This year, Regenerative Landscaping teamed up with the volunteers at the Fairview Heights Community Garden at Edgemont Bible Church and Get Up and Go! to start a new food forest as a part of their strategy for expanding their community garden. It’s so exciting to see the transformation from resource-intensive grass to a productive landscape! A food forest is a low-maintenance ecosystem that incorporates the different layers of a forest (e.g. Canopy, Low Tree, Shrub, Herbaceous, Root, Ground Cover, and Vines) to produce food. At the right, you can see a diagram of the seven levels of a food forest.
On the left side of the page, here, you can see the basic plan for what we planted. The main fruit trees that will form the canopy of the food forest are Pear and Apple. We also added a row of Seaberry trees, because they fix nitrogen in the ground (much like beans) and they also produce berries that are a super fruit and contain carotenoids which give them their characteristic orange color (like carrots).

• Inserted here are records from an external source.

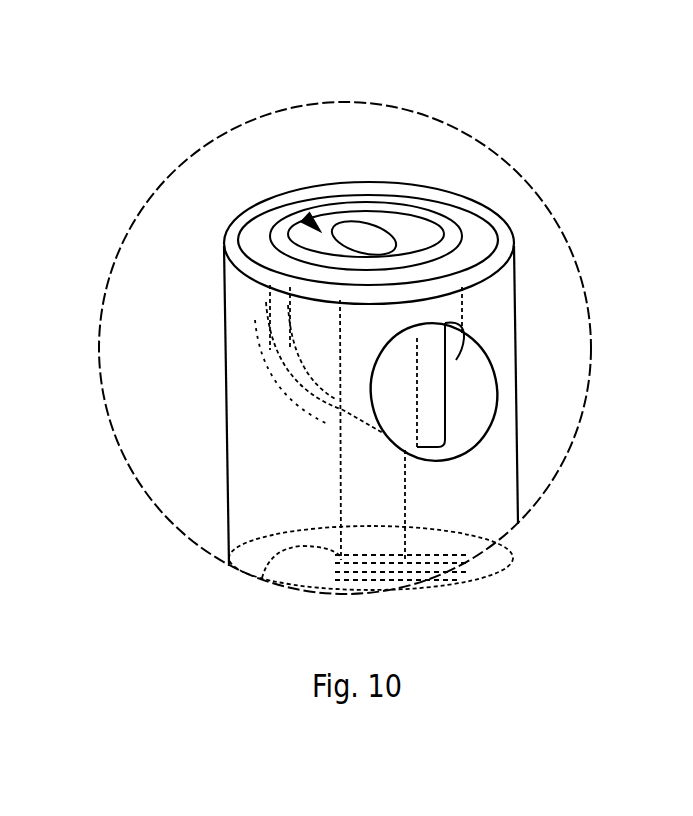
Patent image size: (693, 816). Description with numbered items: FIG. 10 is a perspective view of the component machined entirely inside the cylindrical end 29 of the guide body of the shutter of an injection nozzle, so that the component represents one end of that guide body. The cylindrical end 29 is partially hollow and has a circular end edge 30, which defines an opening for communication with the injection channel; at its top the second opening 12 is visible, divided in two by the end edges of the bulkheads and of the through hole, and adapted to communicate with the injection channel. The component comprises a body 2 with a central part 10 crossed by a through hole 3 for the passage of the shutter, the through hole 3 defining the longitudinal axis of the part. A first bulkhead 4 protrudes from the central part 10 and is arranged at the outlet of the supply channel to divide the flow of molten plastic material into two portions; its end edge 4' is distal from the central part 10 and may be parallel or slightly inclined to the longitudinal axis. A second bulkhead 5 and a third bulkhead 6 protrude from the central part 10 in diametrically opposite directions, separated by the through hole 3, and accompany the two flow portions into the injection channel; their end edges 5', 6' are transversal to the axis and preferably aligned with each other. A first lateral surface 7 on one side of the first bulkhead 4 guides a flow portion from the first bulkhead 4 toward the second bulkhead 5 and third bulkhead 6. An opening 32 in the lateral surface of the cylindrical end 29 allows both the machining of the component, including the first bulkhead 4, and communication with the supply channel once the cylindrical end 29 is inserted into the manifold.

The body 2 is at (308, 219).
The through hole 3 is at (374, 232).
The first bulkhead 4 is at (515, 387).
The end edge of the first bulkhead 4' is at (537, 385).
The second bulkhead 5 is at (405, 314).
The end edge of the second bulkhead 5' is at (348, 235).
The third bulkhead 6 is at (408, 278).
The end edge of the third bulkhead 6' is at (509, 358).
The first lateral surface 7 is at (392, 412).
The central part 10 is at (320, 250).
The second opening 12 is at (283, 227).
The cylindrical end 29 is at (245, 445).
The circular end edge 30 is at (478, 237).
The opening 32 is at (485, 423).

At the right of the page, you can see what the area looked like as we were getting started with planting. A grant from Get Up and Go! paid for the wonderful Pear and Apple trees.
Regenerative Landscaping donated many other plants to fill in the food forest: the Seaberry trees, Naking cherry bushes, Comfrey, Blackberry bushes, and Sweet Potato plants.

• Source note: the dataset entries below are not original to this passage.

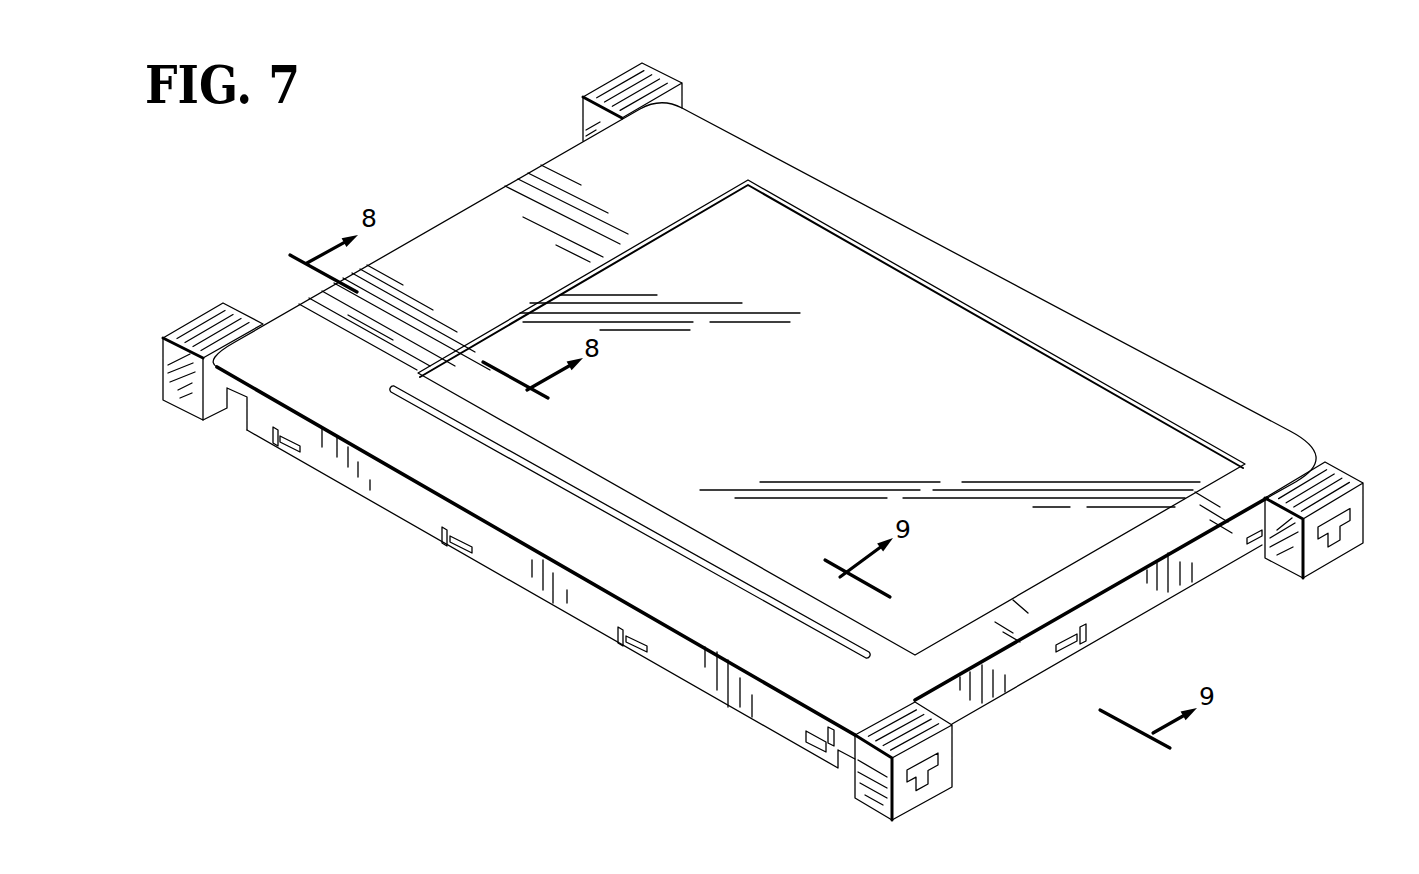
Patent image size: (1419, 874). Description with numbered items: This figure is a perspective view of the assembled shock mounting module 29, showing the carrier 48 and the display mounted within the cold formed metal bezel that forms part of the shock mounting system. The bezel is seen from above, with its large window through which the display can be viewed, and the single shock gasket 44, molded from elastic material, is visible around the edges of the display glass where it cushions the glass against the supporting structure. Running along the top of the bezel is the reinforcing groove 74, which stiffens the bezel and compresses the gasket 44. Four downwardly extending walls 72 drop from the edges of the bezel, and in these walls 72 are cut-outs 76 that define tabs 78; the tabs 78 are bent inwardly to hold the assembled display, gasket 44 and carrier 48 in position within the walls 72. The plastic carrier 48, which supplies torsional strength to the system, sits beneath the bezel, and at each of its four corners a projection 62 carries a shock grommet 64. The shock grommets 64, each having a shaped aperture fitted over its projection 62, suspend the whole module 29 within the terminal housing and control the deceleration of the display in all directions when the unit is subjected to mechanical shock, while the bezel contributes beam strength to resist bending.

The module 29 is at (1050, 246).
The shock gasket 44 is at (864, 218).
The carrier 48 is at (237, 407).
The projection 62 is at (1338, 543).
The shock grommet 64 is at (652, 80).
The downwardly extending walls 72 is at (583, 610).
The reinforcing groove 74 is at (542, 471).
The cut-outs 76 is at (440, 537).
The tabs 78 is at (457, 550).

On our first day, the volunteers did a great job of putting in most of the plants. We also mulched enough area around the plants to keep them growing well and minimizing competition with the existing grass.

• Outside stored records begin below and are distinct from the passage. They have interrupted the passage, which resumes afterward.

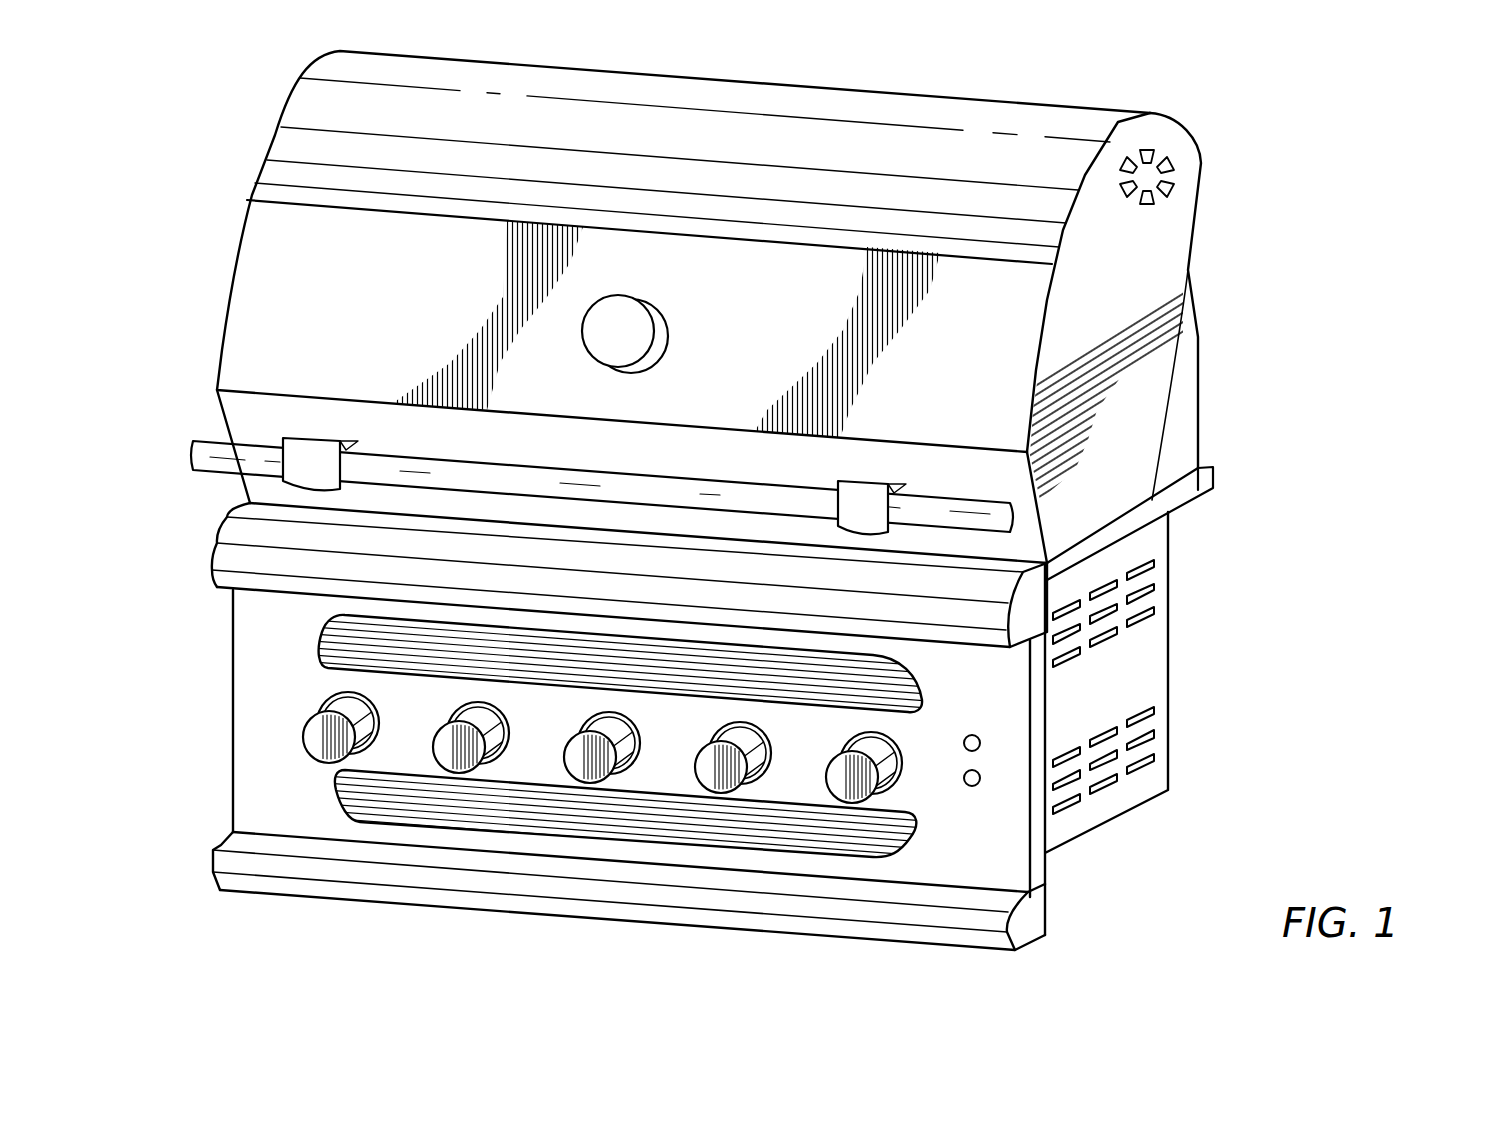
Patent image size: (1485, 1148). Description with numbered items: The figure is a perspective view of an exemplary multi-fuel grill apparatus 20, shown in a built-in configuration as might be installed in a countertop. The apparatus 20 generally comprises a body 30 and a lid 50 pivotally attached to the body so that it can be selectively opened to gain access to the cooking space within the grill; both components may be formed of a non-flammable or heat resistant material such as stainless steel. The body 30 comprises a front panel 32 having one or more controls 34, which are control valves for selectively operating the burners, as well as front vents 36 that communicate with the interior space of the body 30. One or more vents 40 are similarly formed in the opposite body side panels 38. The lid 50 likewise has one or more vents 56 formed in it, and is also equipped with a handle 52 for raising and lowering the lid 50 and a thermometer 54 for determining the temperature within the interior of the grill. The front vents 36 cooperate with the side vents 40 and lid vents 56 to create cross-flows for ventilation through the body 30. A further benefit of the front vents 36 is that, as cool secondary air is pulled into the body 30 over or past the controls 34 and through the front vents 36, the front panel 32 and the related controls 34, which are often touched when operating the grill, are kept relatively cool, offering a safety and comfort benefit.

The multi-fuel grill apparatus 20 is at (1352, 250).
The body 30 is at (1262, 620).
The front panel 32 is at (255, 782).
The controls 34 is at (318, 733).
The vents 36 is at (332, 641).
The body side panels 38 is at (1155, 670).
The vents 40 is at (1153, 620).
The lid 50 is at (1068, 79).
The handle 52 is at (193, 453).
The thermometer 54 is at (605, 328).
The vents 56 is at (1172, 165).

As the summer progressed, we mulched the rest of the area inside the food forest. Eventually, the goal is to shade out most of the ground cover. Until then, wood chips are the preferred choice for ground cover. We also planted four comfrey plants around each fruit tree as a green mulch. Comfrey is a dynamic mineral accumulator as well as a beneficial pollinator attractor. This means that, in addition to attracting pollinators to their fruit trees, it has a deep tap root, so it does not compete with the trees for nutrients but pulls nutrients from deep in the ground to make them available to the trees. They can be chopped and dropped up to eight times a year (pictured below) to create a thick mat of mulch at the base of the tree that provides food for the tree and keeps ground cover from growing and competing with the tree for nutrients and water.
We hope that the Fairview Heights Community Garden’s first food forest will provide perennial food to garden members for many years to come!